Airbus Rencanakan Upgrade Mesin Untuk Varian A320

Airbus A320. Sumber: Runway Girl

Raksasa manufaktur pesawat, Airbus diketahui sangat ingin meningkatkan produksi pesawat keluarga A320, tetapi pertama-tama, diperlukan komitmen dari para produsen mesin untuk meningkatkan volume dari mesin terkait. Pihak Airbus menginginkan performa mesin yang lebih andal ketimbang model-model sebelumnya, dengan harapan, bisa mengantarkan keluarga A320 terbang lebih jauh dan lebih irit.

Baca Juga: Airbus A320-214 PK-GQR: Sensasi Free WiFi Perdana di Armada Citilink

“Kami sedang mempersiapkan keputusan untuk ‘naik ke tingkat’ yang lebih tinggi,” tutur head of commercial aircraft dari Airbus, Guillaume Faury, dikutip KabarPenumpang.com dari laman flightglobal.com (17/1/2019).

“Para produsen mesin sejauh ini menolak untuk berkomitmen untuk meningkatkan volume mesin. Dan kami paham bahwa ini merupakan diskusi yang akan berlangsung sepanjang tahun ini,” tandasnya.

Pada tahun 2018 kemarin, pihak Airbus telah mengirimkan sekira 626 pesawat keluarga A320 kepada seluruh pelanggannya, atau dengan rataan 52 pesawat per-bulannya. Kendati telah mengirimkan jumlah pesawat yang bisa dibilang tidak sedikit tersebut, namun pihak Airbus mengaku mengalami sejumlah hambatan, salah satu yang paling vokal adalah masalah rantai pasokan mesin dari produsen CFM International dan Pratt & Whitney.
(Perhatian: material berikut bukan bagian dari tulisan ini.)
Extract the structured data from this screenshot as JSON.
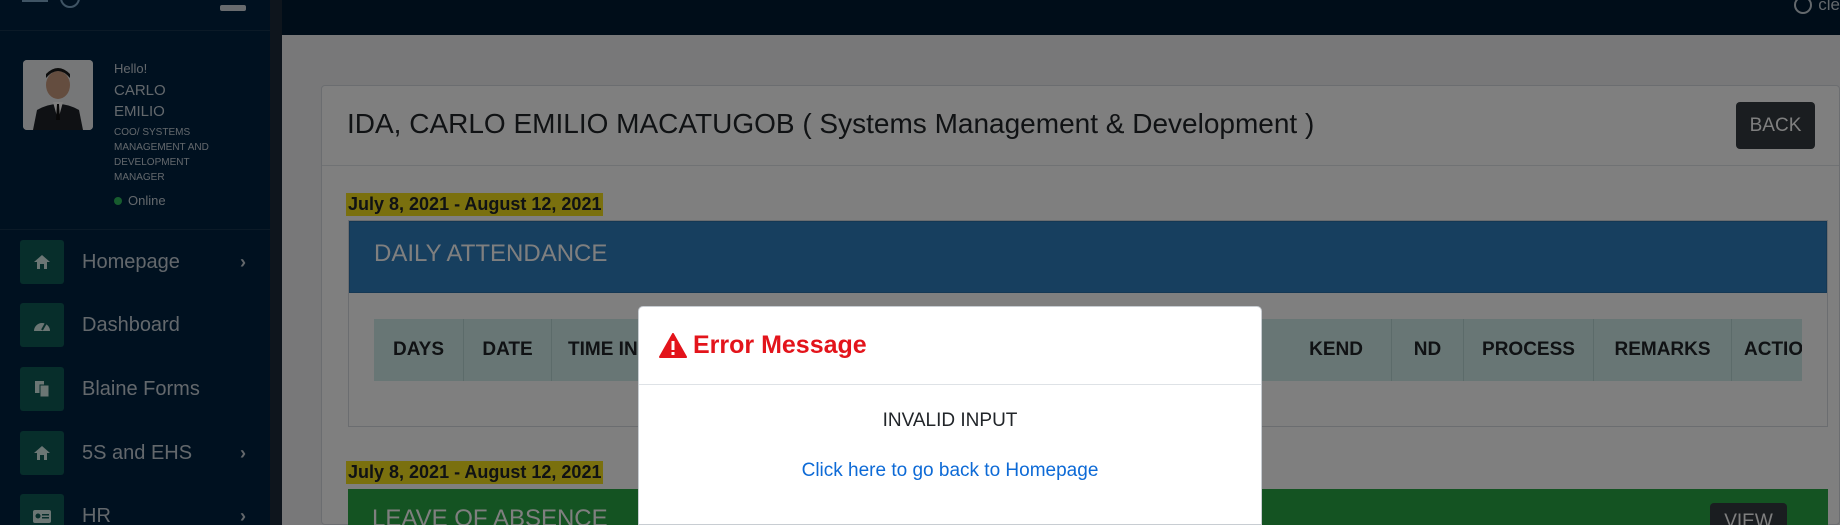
{
  "sidebar": {
    "user": {
      "greeting": "Hello!",
      "name_line1": "CARLO",
      "name_line2": "EMILIO",
      "title": "COO/ SYSTEMS MANAGEMENT AND DEVELOPMENT MANAGER",
      "status": "Online"
    },
    "items": [
      {
        "label": "Homepage",
        "icon": "home-icon",
        "has_submenu": true
      },
      {
        "label": "Dashboard",
        "icon": "dashboard-icon",
        "has_submenu": false
      },
      {
        "label": "Blaine Forms",
        "icon": "forms-icon",
        "has_submenu": false
      },
      {
        "label": "5S and EHS",
        "icon": "home-icon",
        "has_submenu": true
      },
      {
        "label": "HR",
        "icon": "id-card-icon",
        "has_submenu": true
      }
    ],
    "chevron": "›"
  },
  "topbar": {
    "user_label": "cle"
  },
  "card": {
    "employee_title": "IDA, CARLO EMILIO MACATUGOB ( Systems Management & Development )",
    "back_label": "BACK"
  },
  "daily_attendance": {
    "date_range": "July 8, 2021 - August 12, 2021",
    "title": "DAILY ATTENDANCE",
    "columns": [
      "DAYS",
      "DATE",
      "TIME IN",
      "",
      "",
      "",
      "",
      "",
      "",
      "",
      "KEND",
      "ND",
      "PROCESS",
      "REMARKS",
      "ACTION"
    ]
  },
  "leave_of_absence": {
    "date_range": "July 8, 2021 - August 12, 2021",
    "title": "LEAVE OF ABSENCE",
    "view_label": "VIEW"
  },
  "modal": {
    "title": "Error Message",
    "message": "INVALID INPUT",
    "link_text": "Click here to go back to Homepage",
    "title_color": "#e3141b",
    "link_color": "#0d6ad6"
  },
  "colors": {
    "sidebar_bg": "#002240",
    "topbar_bg": "#001a33",
    "attendance_header": "#2f7fbf",
    "loa_header": "#28a745",
    "date_highlight": "#f5e11c"
  }
}
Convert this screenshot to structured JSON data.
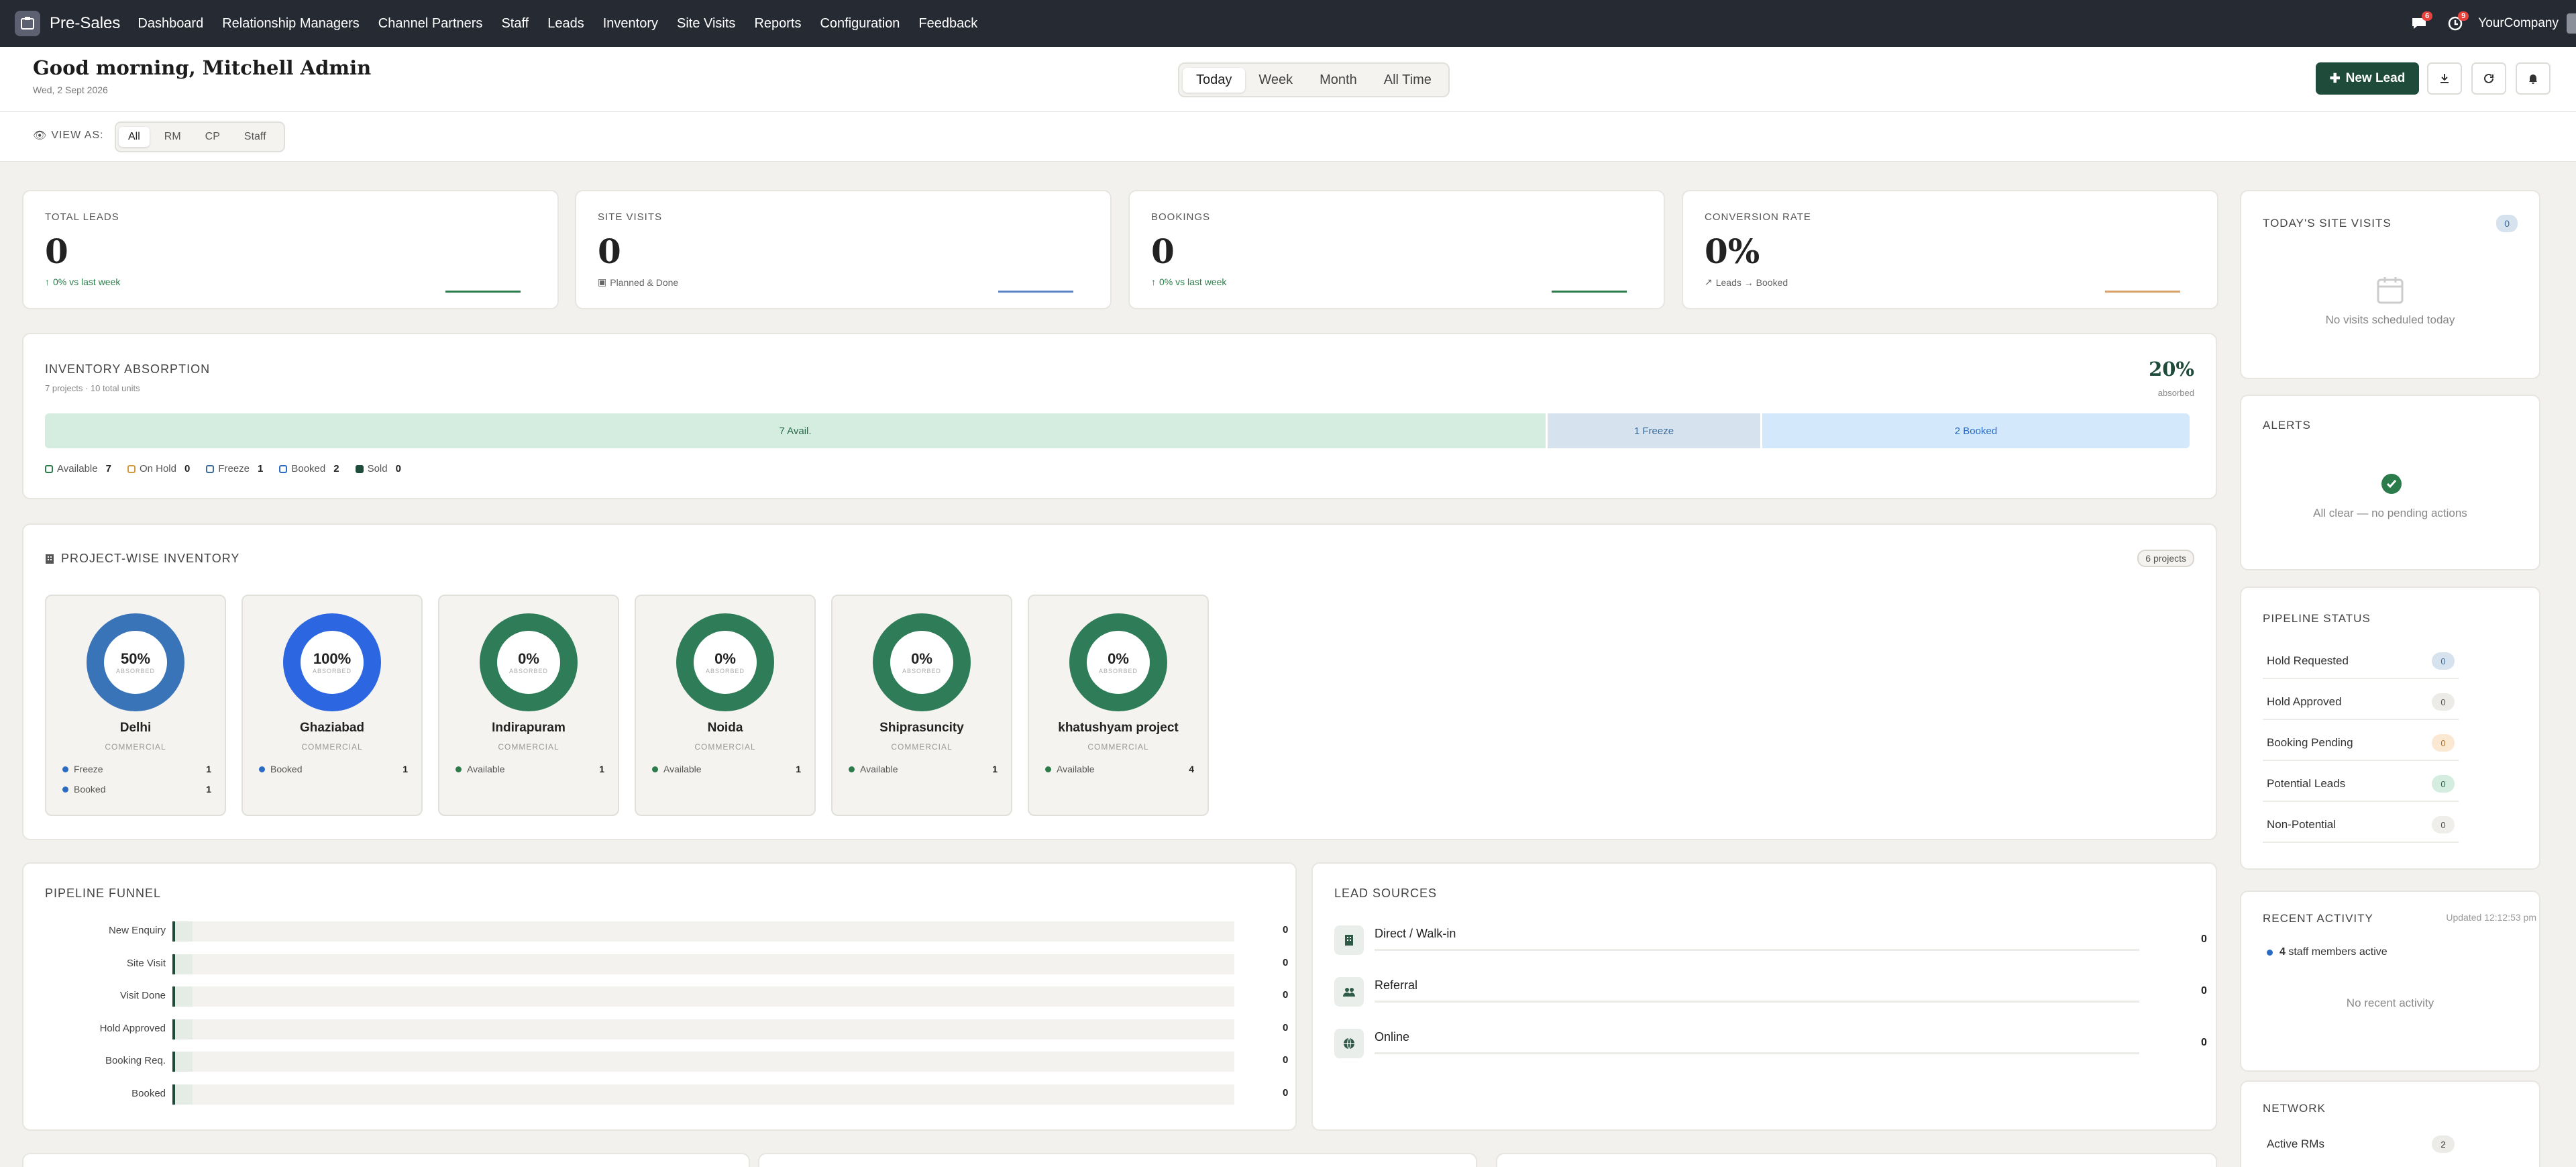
{
  "nav": {
    "brand": "Pre-Sales",
    "items": [
      "Dashboard",
      "Relationship Managers",
      "Channel Partners",
      "Staff",
      "Leads",
      "Inventory",
      "Site Visits",
      "Reports",
      "Configuration",
      "Feedback"
    ],
    "messages_count": "6",
    "activities_count": "9",
    "company": "YourCompany"
  },
  "header": {
    "greeting": "Good morning, Mitchell Admin",
    "date": "Wed, 2 Sept 2026",
    "ranges": [
      "Today",
      "Week",
      "Month",
      "All Time"
    ],
    "active_range": "Today",
    "new_lead_label": "New Lead"
  },
  "view_as": {
    "label": "VIEW AS:",
    "options": [
      "All",
      "RM",
      "CP",
      "Staff"
    ],
    "active": "All"
  },
  "kpis": [
    {
      "title": "TOTAL LEADS",
      "value": "0",
      "sub": "0% vs last week",
      "accent": "#2c7c4b"
    },
    {
      "title": "SITE VISITS",
      "value": "0",
      "sub": "Planned & Done",
      "accent": "#5b84c9"
    },
    {
      "title": "BOOKINGS",
      "value": "0",
      "sub": "0% vs last week",
      "accent": "#2c7c4b"
    },
    {
      "title": "CONVERSION RATE",
      "value": "0%",
      "sub": "Leads → Booked",
      "accent": "#d6a26a"
    }
  ],
  "inventory": {
    "title": "INVENTORY ABSORPTION",
    "subtitle": "7 projects · 10 total units",
    "absorbed_pct": "20%",
    "absorbed_label": "absorbed",
    "bars": [
      {
        "label": "7 Avail.",
        "count": 7,
        "color": "#d4ede0",
        "text_color": "#2c6b4a"
      },
      {
        "label": "1 Freeze",
        "count": 1,
        "color": "#d6e2ee",
        "text_color": "#3d6b99"
      },
      {
        "label": "2 Booked",
        "count": 2,
        "color": "#d4e8fb",
        "text_color": "#2a6bc4"
      }
    ],
    "legend": [
      {
        "label": "Available",
        "value": "7",
        "color": "#2c7c4b"
      },
      {
        "label": "On Hold",
        "value": "0",
        "color": "#d39a3a"
      },
      {
        "label": "Freeze",
        "value": "1",
        "color": "#3d6b99"
      },
      {
        "label": "Booked",
        "value": "2",
        "color": "#2a6bc4"
      },
      {
        "label": "Sold",
        "value": "0",
        "color": "#1f4b3a"
      }
    ]
  },
  "projects_section": {
    "title": "PROJECT-WISE INVENTORY",
    "badge": "6 projects",
    "projects": [
      {
        "name": "Delhi",
        "pct": "50%",
        "absorbed": 0.5,
        "ring": "#3a74b8",
        "type": "COMMERCIAL",
        "rows": [
          {
            "label": "Freeze",
            "value": "1",
            "color": "#2a6bc4"
          },
          {
            "label": "Booked",
            "value": "1",
            "color": "#2a6bc4"
          }
        ]
      },
      {
        "name": "Ghaziabad",
        "pct": "100%",
        "absorbed": 1.0,
        "ring": "#2c66e0",
        "type": "COMMERCIAL",
        "rows": [
          {
            "label": "Booked",
            "value": "1",
            "color": "#2a6bc4"
          }
        ]
      },
      {
        "name": "Indirapuram",
        "pct": "0%",
        "absorbed": 0,
        "ring": "#2e7d58",
        "type": "COMMERCIAL",
        "rows": [
          {
            "label": "Available",
            "value": "1",
            "color": "#2c7c4b"
          }
        ]
      },
      {
        "name": "Noida",
        "pct": "0%",
        "absorbed": 0,
        "ring": "#2e7d58",
        "type": "COMMERCIAL",
        "rows": [
          {
            "label": "Available",
            "value": "1",
            "color": "#2c7c4b"
          }
        ]
      },
      {
        "name": "Shiprasuncity",
        "pct": "0%",
        "absorbed": 0,
        "ring": "#2e7d58",
        "type": "COMMERCIAL",
        "rows": [
          {
            "label": "Available",
            "value": "1",
            "color": "#2c7c4b"
          }
        ]
      },
      {
        "name": "khatushyam project",
        "pct": "0%",
        "absorbed": 0,
        "ring": "#2e7d58",
        "type": "COMMERCIAL",
        "rows": [
          {
            "label": "Available",
            "value": "4",
            "color": "#2c7c4b"
          }
        ]
      }
    ],
    "absorbed_label": "ABSORBED"
  },
  "funnel": {
    "title": "PIPELINE FUNNEL",
    "stages": [
      {
        "label": "New Enquiry",
        "value": "0"
      },
      {
        "label": "Site Visit",
        "value": "0"
      },
      {
        "label": "Visit Done",
        "value": "0"
      },
      {
        "label": "Hold Approved",
        "value": "0"
      },
      {
        "label": "Booking Req.",
        "value": "0"
      },
      {
        "label": "Booked",
        "value": "0"
      }
    ]
  },
  "sources": {
    "title": "LEAD SOURCES",
    "items": [
      {
        "label": "Direct / Walk-in",
        "value": "0",
        "icon": "building-icon"
      },
      {
        "label": "Referral",
        "value": "0",
        "icon": "users-icon"
      },
      {
        "label": "Online",
        "value": "0",
        "icon": "globe-icon"
      }
    ]
  },
  "sidebar": {
    "site_visits": {
      "title": "TODAY'S SITE VISITS",
      "count": "0",
      "empty": "No visits scheduled today"
    },
    "alerts": {
      "title": "ALERTS",
      "empty": "All clear — no pending actions"
    },
    "pipeline": {
      "title": "PIPELINE STATUS",
      "items": [
        {
          "label": "Hold Requested",
          "value": "0",
          "bg": "#d6e2ee",
          "fg": "#3d6b99"
        },
        {
          "label": "Hold Approved",
          "value": "0",
          "bg": "#ecebe8",
          "fg": "#555"
        },
        {
          "label": "Booking Pending",
          "value": "0",
          "bg": "#fbe8d2",
          "fg": "#b0722c"
        },
        {
          "label": "Potential Leads",
          "value": "0",
          "bg": "#d4ede0",
          "fg": "#2c6b4a"
        },
        {
          "label": "Non-Potential",
          "value": "0",
          "bg": "#f0eeea",
          "fg": "#555"
        }
      ]
    },
    "activity": {
      "title": "RECENT ACTIVITY",
      "updated": "Updated 12:12:53 pm",
      "staff_count": "4",
      "staff_label": "staff members active",
      "empty": "No recent activity"
    },
    "network": {
      "title": "NETWORK",
      "items": [
        {
          "label": "Active RMs",
          "value": "2"
        }
      ]
    }
  }
}
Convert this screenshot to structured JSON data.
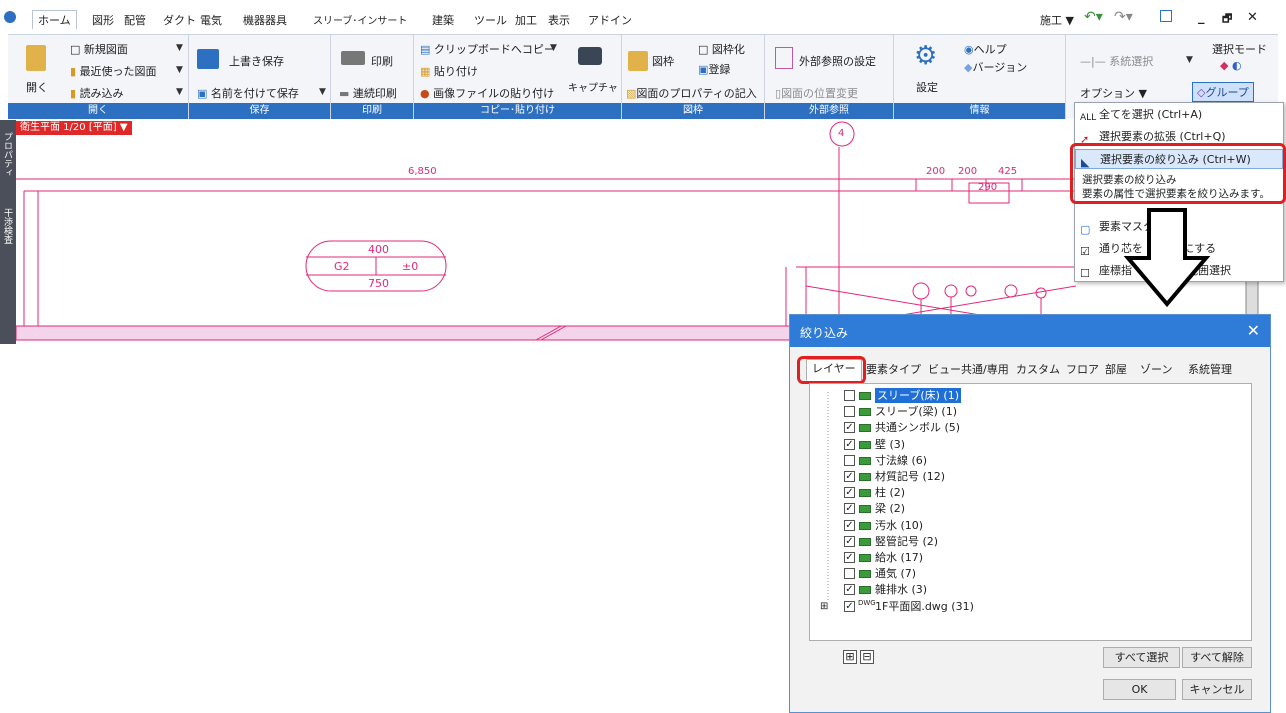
{
  "menubar": {
    "tabs": [
      "ホーム",
      "図形",
      "配管",
      "ダクト",
      "電気",
      "機器器具",
      "スリーブ･インサート",
      "建築",
      "ツール",
      "加工",
      "表示",
      "アドイン"
    ],
    "right": {
      "mode": "施工 ▼",
      "min": "_",
      "restore": "🗗",
      "close": "✕"
    }
  },
  "ribbon": {
    "open": {
      "label": "開く",
      "big": "開く",
      "new": "新規図面",
      "recent": "最近使った図面",
      "load": "読み込み"
    },
    "save": {
      "label": "保存",
      "overwrite": "上書き保存",
      "save_as": "名前を付けて保存"
    },
    "print": {
      "label": "印刷",
      "print": "印刷",
      "continuous": "連続印刷"
    },
    "copy": {
      "label": "コピー･貼り付け",
      "clip_copy": "クリップボードへコピー",
      "paste": "貼り付け",
      "image_paste": "画像ファイルの貼り付け",
      "capture": "キャプチャ"
    },
    "frame": {
      "label": "図枠",
      "frame": "図枠",
      "to_frame": "図枠化",
      "register": "登録",
      "props": "図面のプロパティの記入"
    },
    "xref": {
      "label": "外部参照",
      "settings": "外部参照の設定",
      "position": "図面の位置変更"
    },
    "info": {
      "label": "情報",
      "settings": "設定",
      "help": "ヘルプ",
      "version": "バージョン"
    },
    "select": {
      "system": "系統選択",
      "mode": "選択モード",
      "options": "オプション",
      "group": "グループ"
    }
  },
  "view": {
    "title": "衛生平面 1/20 [平面]",
    "side_tabs": [
      "プロパティ",
      "干渉検査"
    ],
    "dims": {
      "d6850": "6,850",
      "d200a": "200",
      "d200b": "200",
      "d425": "425",
      "d290": "290"
    },
    "marker": "4",
    "tag": {
      "top": "400",
      "left": "G2",
      "right": "±0",
      "bottom": "750"
    }
  },
  "context_menu": {
    "items": [
      {
        "label": "全てを選択 (Ctrl+A)"
      },
      {
        "label": "選択要素の拡張 (Ctrl+Q)"
      },
      {
        "label": "選択要素の絞り込み (Ctrl+W)"
      },
      {
        "label": "要素マスク"
      },
      {
        "label": "通り芯を"
      },
      {
        "label": "座標指"
      }
    ],
    "items_tail": {
      "through": "にする",
      "coord": "で範囲選択"
    },
    "tooltip": {
      "title": "選択要素の絞り込み",
      "desc": "要素の属性で選択要素を絞り込みます。"
    }
  },
  "dialog": {
    "title": "絞り込み",
    "close": "✕",
    "tabs": [
      "レイヤー",
      "要素タイプ",
      "ビュー共通/専用",
      "カスタム",
      "フロア",
      "部屋",
      "ゾーン",
      "系統管理"
    ],
    "layers": [
      {
        "label": "スリーブ(床) (1)",
        "checked": false
      },
      {
        "label": "スリーブ(梁) (1)",
        "checked": false
      },
      {
        "label": "共通シンボル (5)",
        "checked": true
      },
      {
        "label": "壁 (3)",
        "checked": true
      },
      {
        "label": "寸法線 (6)",
        "checked": false
      },
      {
        "label": "材質記号 (12)",
        "checked": true
      },
      {
        "label": "柱 (2)",
        "checked": true
      },
      {
        "label": "梁 (2)",
        "checked": true
      },
      {
        "label": "汚水 (10)",
        "checked": true
      },
      {
        "label": "竪管記号 (2)",
        "checked": true
      },
      {
        "label": "給水 (17)",
        "checked": true
      },
      {
        "label": "通気 (7)",
        "checked": false
      },
      {
        "label": "雑排水 (3)",
        "checked": true
      },
      {
        "label": "1F平面図.dwg (31)",
        "checked": true
      }
    ],
    "dwg_badge": "DWG",
    "expand": "⊞",
    "collapse": "⊟",
    "select_all": "すべて選択",
    "deselect_all": "すべて解除",
    "ok": "OK",
    "cancel": "キャンセル"
  }
}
Pihak Airbus sendiri berharap dapat meningkatkan pengiriman pesawat menjadi 60 unit per-bulannya pada pertengahan tahun 2019 ini. Dengan peningkatan pengiriman tersebut, akan berimplikasi pada peningkatan pendapatan perusahaan.

“Kami pernah menyinggung soal pengiriman 70 unit pesawat per-bulan pada tahun lalu, dan itu tidak berjalan sempurna. Maka dari itu, angka tersebut akan diturunkan menjadi 60 unit,” lanjut Guillaume Faury.

“Akan ada langkah perantara,” imbuhnya singkat.

Pembicaraan tentang produksi yang lebih tinggi ini datang di tengah pelambatan pesanan untuk keluarga A320 varian terbaru. Pada tahun 2018, pihak Airbus telah ‘mendaratkan’ penjualan sebanyak 541 armada keluarga A320. Angka tersebut turun dari 1.054 pada tahun 2017 dan menyamakan dengan rasio book-to-bill kurang dari satu.

Baca Juga: JetBlue Upgrade Desain Kabin Airbus A320, Tapi Penumpang Justru Merana

Tetapi Guillaume Faury tidak terlalu menandang relevansi rasio book-to-bill sebagai hal yang patut mendapatkan konsentrasi penuh, dimana ia beranggapan bahwa hal tersebut dapat mengindikasikan kesehatan bisnis di masa depan. Guillaume Faury mengatakan bahwa Airbus akan berfokus pada pemenuhan perintaan hari ini, dan hal tersebut akan menjadi prioritas utama Airbus.

“Kami tidak benar-benar melihat penurunan. Yang kami lihat adalah pengurangan kecepatan pertumbuhan,” tutur Guillaume Faury.